Sep 27, 2009 17:11
“The challenge of the Renaissance was not the recovery of the past, but finding the spark that had given it life… the flame had to be rekindled.” -Malcolm Bull, The Mirror of the Gods: How Renaissance Artists Rediscovered the Pagan Gods.
The quote from Malcolm Bull’s book led me to ask what was the spark that rekindled the flame of pagan life during the Renaissance? Obviously, it was not Christianity. It was in part the failure of Christianity to fully grasp our Renaissance ancestors that made it possible for pagan life to be rekindled. The spark that rekindled the flame of pagan life during the Renaissance was the turning away of our ancestors from an exclusively Christian perspective to a perspective that at least included a pagan perspective, if it did not completely reject the perspective of Christianity. The inclusion of a pagan perspective meant paying attention to and venerating pagan goddesses and gods, their ancient images and stories, and how they once were worshiped.
What exactly was rekindled? The pagan perspective was rekindled. Put differently, the pagan soul itself was rekindled.
I do not think that there was only one, unified pagan perspective that was rekindled. I think that what was rekindled was multiple, complex perspectives. In other words, for every pagan soul that was rekindled there was a unique perspective. There were as many perspectives as there were pagans to have them.

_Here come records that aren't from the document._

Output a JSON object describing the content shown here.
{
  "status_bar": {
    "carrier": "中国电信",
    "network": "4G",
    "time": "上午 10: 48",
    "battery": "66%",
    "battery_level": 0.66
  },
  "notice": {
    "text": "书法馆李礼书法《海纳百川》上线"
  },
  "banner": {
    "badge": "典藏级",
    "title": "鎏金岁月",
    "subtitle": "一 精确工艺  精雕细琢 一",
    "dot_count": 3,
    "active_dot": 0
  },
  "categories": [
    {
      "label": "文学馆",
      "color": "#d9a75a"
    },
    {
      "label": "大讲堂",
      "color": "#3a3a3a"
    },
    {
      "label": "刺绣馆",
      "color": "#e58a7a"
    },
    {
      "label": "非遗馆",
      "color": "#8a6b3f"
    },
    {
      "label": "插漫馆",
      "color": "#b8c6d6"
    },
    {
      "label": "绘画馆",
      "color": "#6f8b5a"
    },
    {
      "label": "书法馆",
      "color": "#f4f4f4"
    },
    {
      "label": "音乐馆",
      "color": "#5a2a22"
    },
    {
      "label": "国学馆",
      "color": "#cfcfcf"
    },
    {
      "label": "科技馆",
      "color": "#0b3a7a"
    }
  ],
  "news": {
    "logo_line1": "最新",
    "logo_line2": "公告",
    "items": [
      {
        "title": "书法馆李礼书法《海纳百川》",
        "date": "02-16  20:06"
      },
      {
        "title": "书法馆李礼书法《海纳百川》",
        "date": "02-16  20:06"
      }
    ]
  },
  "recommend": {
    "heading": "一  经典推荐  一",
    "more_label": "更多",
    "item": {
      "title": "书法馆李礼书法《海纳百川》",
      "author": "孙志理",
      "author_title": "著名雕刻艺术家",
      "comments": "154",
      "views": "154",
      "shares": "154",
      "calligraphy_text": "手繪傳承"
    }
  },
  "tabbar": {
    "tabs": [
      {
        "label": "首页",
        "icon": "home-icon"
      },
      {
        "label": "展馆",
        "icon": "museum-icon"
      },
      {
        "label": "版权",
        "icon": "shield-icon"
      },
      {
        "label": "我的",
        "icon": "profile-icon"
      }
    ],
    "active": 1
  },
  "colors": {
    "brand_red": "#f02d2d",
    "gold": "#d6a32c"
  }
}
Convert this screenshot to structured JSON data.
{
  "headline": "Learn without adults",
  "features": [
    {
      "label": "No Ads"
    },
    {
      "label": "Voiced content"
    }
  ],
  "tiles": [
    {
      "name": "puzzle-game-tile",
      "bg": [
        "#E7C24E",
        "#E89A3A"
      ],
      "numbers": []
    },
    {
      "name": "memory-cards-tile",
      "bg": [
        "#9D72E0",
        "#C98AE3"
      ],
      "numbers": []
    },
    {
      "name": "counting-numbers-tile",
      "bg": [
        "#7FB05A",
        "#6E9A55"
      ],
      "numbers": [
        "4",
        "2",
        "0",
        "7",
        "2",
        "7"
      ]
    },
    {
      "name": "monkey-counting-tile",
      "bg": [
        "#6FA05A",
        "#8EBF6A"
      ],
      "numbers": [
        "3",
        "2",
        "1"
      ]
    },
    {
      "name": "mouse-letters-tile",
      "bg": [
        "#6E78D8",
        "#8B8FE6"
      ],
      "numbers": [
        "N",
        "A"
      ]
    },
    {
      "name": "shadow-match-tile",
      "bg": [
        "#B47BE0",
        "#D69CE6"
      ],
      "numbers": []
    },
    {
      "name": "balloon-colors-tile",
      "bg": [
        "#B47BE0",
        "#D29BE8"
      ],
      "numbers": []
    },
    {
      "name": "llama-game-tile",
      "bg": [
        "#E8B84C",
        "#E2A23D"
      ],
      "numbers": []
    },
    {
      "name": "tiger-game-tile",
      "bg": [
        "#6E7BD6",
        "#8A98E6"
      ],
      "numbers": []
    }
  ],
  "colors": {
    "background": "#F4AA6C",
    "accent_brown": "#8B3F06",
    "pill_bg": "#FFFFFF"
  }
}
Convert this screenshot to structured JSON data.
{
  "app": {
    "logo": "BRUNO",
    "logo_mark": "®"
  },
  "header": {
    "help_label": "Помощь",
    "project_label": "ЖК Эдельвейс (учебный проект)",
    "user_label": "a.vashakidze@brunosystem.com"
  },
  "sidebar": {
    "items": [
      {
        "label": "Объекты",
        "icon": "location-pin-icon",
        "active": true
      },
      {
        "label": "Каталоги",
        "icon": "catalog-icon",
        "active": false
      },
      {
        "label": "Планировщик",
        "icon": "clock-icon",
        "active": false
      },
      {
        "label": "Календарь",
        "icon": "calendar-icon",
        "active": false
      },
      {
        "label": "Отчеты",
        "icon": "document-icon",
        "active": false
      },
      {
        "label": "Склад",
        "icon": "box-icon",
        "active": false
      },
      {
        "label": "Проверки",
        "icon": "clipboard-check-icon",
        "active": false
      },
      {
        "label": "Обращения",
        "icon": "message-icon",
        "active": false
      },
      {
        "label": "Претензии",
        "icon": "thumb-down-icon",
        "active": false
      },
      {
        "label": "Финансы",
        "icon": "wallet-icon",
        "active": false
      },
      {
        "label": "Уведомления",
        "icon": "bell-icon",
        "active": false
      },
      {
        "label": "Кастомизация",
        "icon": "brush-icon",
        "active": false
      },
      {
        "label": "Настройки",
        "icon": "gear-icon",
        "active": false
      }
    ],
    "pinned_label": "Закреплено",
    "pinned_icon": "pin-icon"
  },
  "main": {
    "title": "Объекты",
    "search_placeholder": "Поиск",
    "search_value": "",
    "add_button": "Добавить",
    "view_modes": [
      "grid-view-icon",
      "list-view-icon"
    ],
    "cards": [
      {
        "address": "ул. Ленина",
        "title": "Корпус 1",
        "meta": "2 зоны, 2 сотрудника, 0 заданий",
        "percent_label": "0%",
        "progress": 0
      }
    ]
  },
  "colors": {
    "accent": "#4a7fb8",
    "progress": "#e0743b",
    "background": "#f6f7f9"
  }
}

I think that the challenge for us pagans today is not to recover, reconstruct or revive the pagan past. The past is over and cannot be reconstructed or revived. Our challenge is the same as it was for our Renaissance ancestors; namely, to find the spark that rekindles our lives as pagans today.
The spark that gives us life today may be, as it was for our Renaissance ancestors, the awareness of the failure of Christianity (if that is the case for us individually) to completely grasp our souls and to turn fully to our ancestral goddesses and gods, their images and stories, and how our ancestors worshiped them. Some of us are already doing this on our own, as solitaries. Some of us are doing it with others, in small groups and communities. We are rekindling relationships with many different goddesses and gods from many different pantheons. What unities us is our rekindling of the flame of living as pagans.